三匹の角無しウルフ。いつも通りこちらから突っ込んでいく。一匹だけ反応してこちらへ向かって来る。好都合だ。直前で躱し首を狙う。残りの二匹も突っ込んで来る所を躱して切り付ける。普段は一匹はスルーして二匹目を狙うが、討ち漏らすと今日は綾芽達がいるので一匹目は機動力を無くすために足を狙い水平に斬る。二匹目を討伐してから一匹目にとどめを刺して終了。ドロップアイテムを拾う。
「こんな感じだな。はいこれ、ドロップアイテムだ」
「いや、それはお兄ちゃんのだよ。お肉二つもドロップしたね。あ、でもそうか。預かっておくからね」
僕荷物持てませんという設定を思い出したようだ。まあ、それはいいとして簡単に注意点だけ説明しておく。
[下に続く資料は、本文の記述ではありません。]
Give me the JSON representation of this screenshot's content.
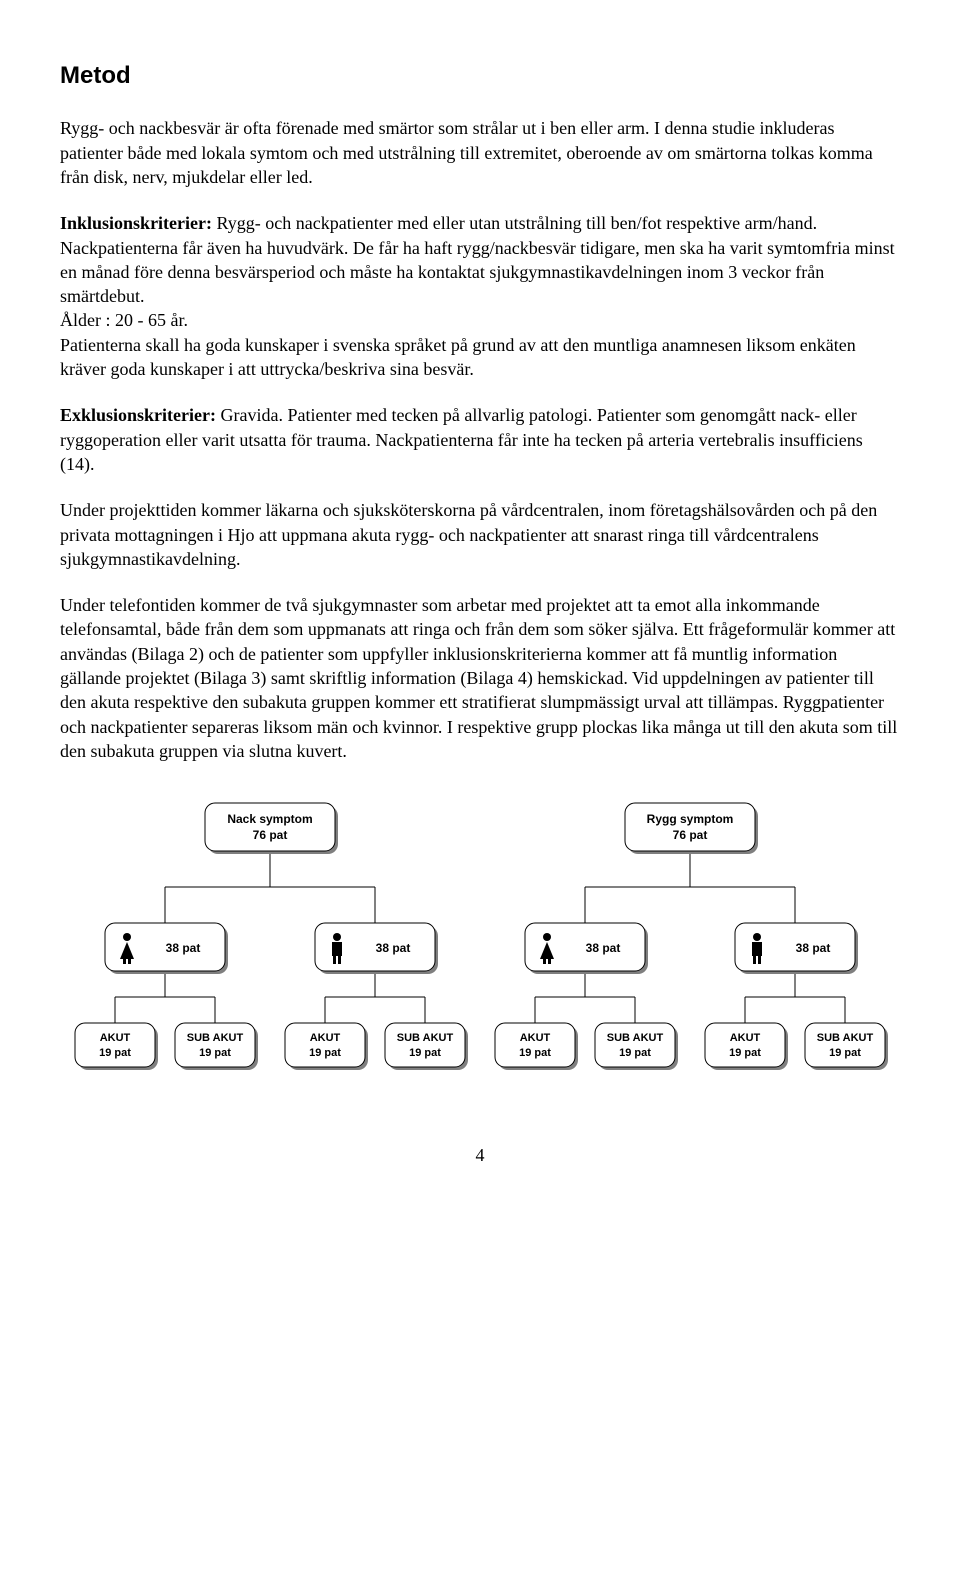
{
  "heading": "Metod",
  "paragraphs": {
    "p1": "Rygg- och nackbesvär är ofta förenade med smärtor som strålar ut i ben eller arm. I denna studie inkluderas patienter både med lokala symtom och med utstrålning till extremitet, oberoende av om smärtorna tolkas komma från disk, nerv, mjukdelar eller led.",
    "p2_bold": "Inklusionskriterier:",
    "p2_rest": " Rygg- och nackpatienter med eller utan utstrålning till ben/fot respektive arm/hand. Nackpatienterna får även ha huvudvärk. De får ha haft rygg/nackbesvär tidigare, men ska ha varit symtomfria minst en månad före denna besvärsperiod och måste ha kontaktat sjukgymnastikavdelningen inom 3 veckor från smärtdebut.",
    "p2_line2": "Ålder : 20 - 65 år.",
    "p2_line3": "Patienterna skall ha goda kunskaper i svenska språket på grund av att den muntliga anamnesen liksom enkäten kräver goda kunskaper i att uttrycka/beskriva sina besvär.",
    "p3_bold": "Exklusionskriterier:",
    "p3_rest": " Gravida. Patienter med tecken på allvarlig patologi. Patienter som genomgått nack- eller ryggoperation eller varit utsatta för trauma. Nackpatienterna får inte ha tecken på arteria vertebralis insufficiens (14).",
    "p4": "Under projekttiden kommer läkarna och sjuksköterskorna på vårdcentralen, inom företagshälsovården och på den privata mottagningen i Hjo att uppmana akuta rygg- och nackpatienter att snarast ringa till vårdcentralens sjukgymnastikavdelning.",
    "p5": "Under telefontiden kommer de två sjukgymnaster som arbetar med projektet att ta emot alla inkommande telefonsamtal, både från dem som uppmanats att ringa och från dem som söker själva. Ett frågeformulär kommer att användas (Bilaga 2) och de patienter som uppfyller inklusionskriterierna kommer att få muntlig information gällande projektet (Bilaga 3) samt skriftlig information (Bilaga 4) hemskickad. Vid uppdelningen av patienter till den akuta respektive den subakuta gruppen kommer ett stratifierat slumpmässigt urval att tillämpas. Ryggpatienter och nackpatienter separeras liksom män och kvinnor. I respektive grupp plockas lika många ut till den akuta som till den subakuta gruppen via slutna kuvert."
  },
  "diagram": {
    "type": "tree",
    "background_color": "#ffffff",
    "node_fill": "#ffffff",
    "node_stroke": "#000000",
    "shadow_color": "#7f7f7f",
    "edge_color": "#000000",
    "font_family": "Arial, Helvetica, sans-serif",
    "top_font_size": 12,
    "mid_font_size": 12,
    "leaf_font_size": 11,
    "border_radius": 10,
    "icon_female_color": "#000000",
    "icon_male_color": "#000000",
    "top_nodes": [
      {
        "line1": "Nack symptom",
        "line2": "76 pat"
      },
      {
        "line1": "Rygg symptom",
        "line2": "76 pat"
      }
    ],
    "mid_nodes": [
      {
        "icon": "female",
        "label": "38 pat"
      },
      {
        "icon": "male",
        "label": "38 pat"
      },
      {
        "icon": "female",
        "label": "38 pat"
      },
      {
        "icon": "male",
        "label": "38 pat"
      }
    ],
    "leaf_nodes": [
      {
        "line1": "AKUT",
        "line2": "19 pat"
      },
      {
        "line1": "SUB AKUT",
        "line2": "19 pat"
      },
      {
        "line1": "AKUT",
        "line2": "19 pat"
      },
      {
        "line1": "SUB AKUT",
        "line2": "19 pat"
      },
      {
        "line1": "AKUT",
        "line2": "19 pat"
      },
      {
        "line1": "SUB AKUT",
        "line2": "19 pat"
      },
      {
        "line1": "AKUT",
        "line2": "19 pat"
      },
      {
        "line1": "SUB AKUT",
        "line2": "19 pat"
      }
    ]
  },
  "page_number": "4"
}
「見える範囲で三十匹ぐらいいるけど、一遍に襲って来る事はないから。近づく距離に反応していると思う。だから逃げ回ることは絶対にしないように。モンスターパレードが起こるかも知れないからね。大体三匹から六匹の集団だ。今みたいにこちらから仕掛ければ、単純に突っ込んで来る事が多い。たまに回避するのもいるけどね。でも、待ってると自由に動き回るから少し厄介になる。特に数が増えればそれだけ難易度が上がっていく。だからアタッカーは自分から動いて行く、そしてタンクは弓術士を守る事に専念した方がいいと思う。アタッカーも弓術士の射線に気をつけながら動かないとダメだからな。声を掛け合いながら上手く対処していかないといけない。最初は一戦毎に話し合って戦い方を修正していけばいいと思う。とりあえず一戦やってみよう」
ということで、三匹の角無しウルフに向かって行く。アドバイス通り左右から槍と薙刀で攻撃を仕掛ける。槍の遥が突っ込んで来るウルフに怯んで大きく回避し、二匹のウルフが後方のタンク目掛けて突っ込んで来る。一匹ずつ大盾でブロックしたところを僕がとどめを刺した。綾芽は上手く対処出来ていた。やっぱり【身体強化】優秀だな。
「ごめんなさい。私ちょっと怖くなって」
「私もこんなに接近してからの攻撃は初めてで、味方に当たるかもと思ったら射れなかったわ」
遥と真琴が自信をなくしているようだ。
「そんなに気にすることはないよ。今までと戦い方が違うんだから失敗して当たり前だよ。遥は大きく避けすぎたね。このクラスのウルフはフェイントを入れずに直線的に突っ込んで来るから、出来るだけ引き付けてほんの少し横にズレれるだけでいいんだ。または槍だから最初に攻撃してから回避しても十分に間に合うと思うよ。最初は怖いかもしれないけど慣れるしかないね。後ろに逃しても大丈夫だから感覚を徐々に掴んでいこう。それから真琴は最初に一射入れればいいだろう。左右から攻撃を仕掛けるから真ん中はがら空きだ。そこで一匹でも仕留めれば大きく貢献できる。まずはそこからやってみよう」
次は四匹の角無しウルフと出会う。左右から攻撃を仕掛ける。今回は最初に上手く弓で一匹仕留めた。残り三匹。今回も遥の方に二匹が突っ込んで来る。一匹目を槍で突くがタイミングが会わず空振りし、そして回避。一匹は後方を狙って来たが、もう一匹は遥の方にUターンする。後方に突っ込んで来るウルフは今回盾を構えて待っている桃を横から狙って来る。慌てて盾を横に振り何とかウルフの攻撃を止めた。体勢の崩れたウルフに僕がとどめを刺した。遥は後方から再度突っ込んで来るウルフを直前で回避して上から槍の柄の部分でたたき落とし刺突でとどめを刺した。綾芽は軽く一匹倒している。
「二匹だと焦っちゃいますね。失敗しました。でも少し分かってきたように思います」
「焦った。早く構えるダメ。よく見て対処」
「まず最初に一匹確実に仕留める事ができるように頑張るわ」
それぞれに感想を言っている。良いことだ。とにかく話さないと進まない。
「真琴も遥も断然良くなったね。特に遥の失敗した後の対処は良かったと思うよ。二匹以上が向かってきたら最後の一匹だけを狙えばいいよ。それ以外は後に任せればいい。確実に一匹仕留めてから後のことは考えよう。桃はもっと引き付けないとウルフに主導権が握られるのが分かったと思う。よく見てから盾を構えても十分間に合う。よし、次に行こう」
戦闘を重ねるうちに、五匹までのウルフなら五人だけで倒すことができるようになった。そして十一階層の転移の柱に到着した。セーフティーゾーンでお昼ご飯を食べて一旦休憩をしよう。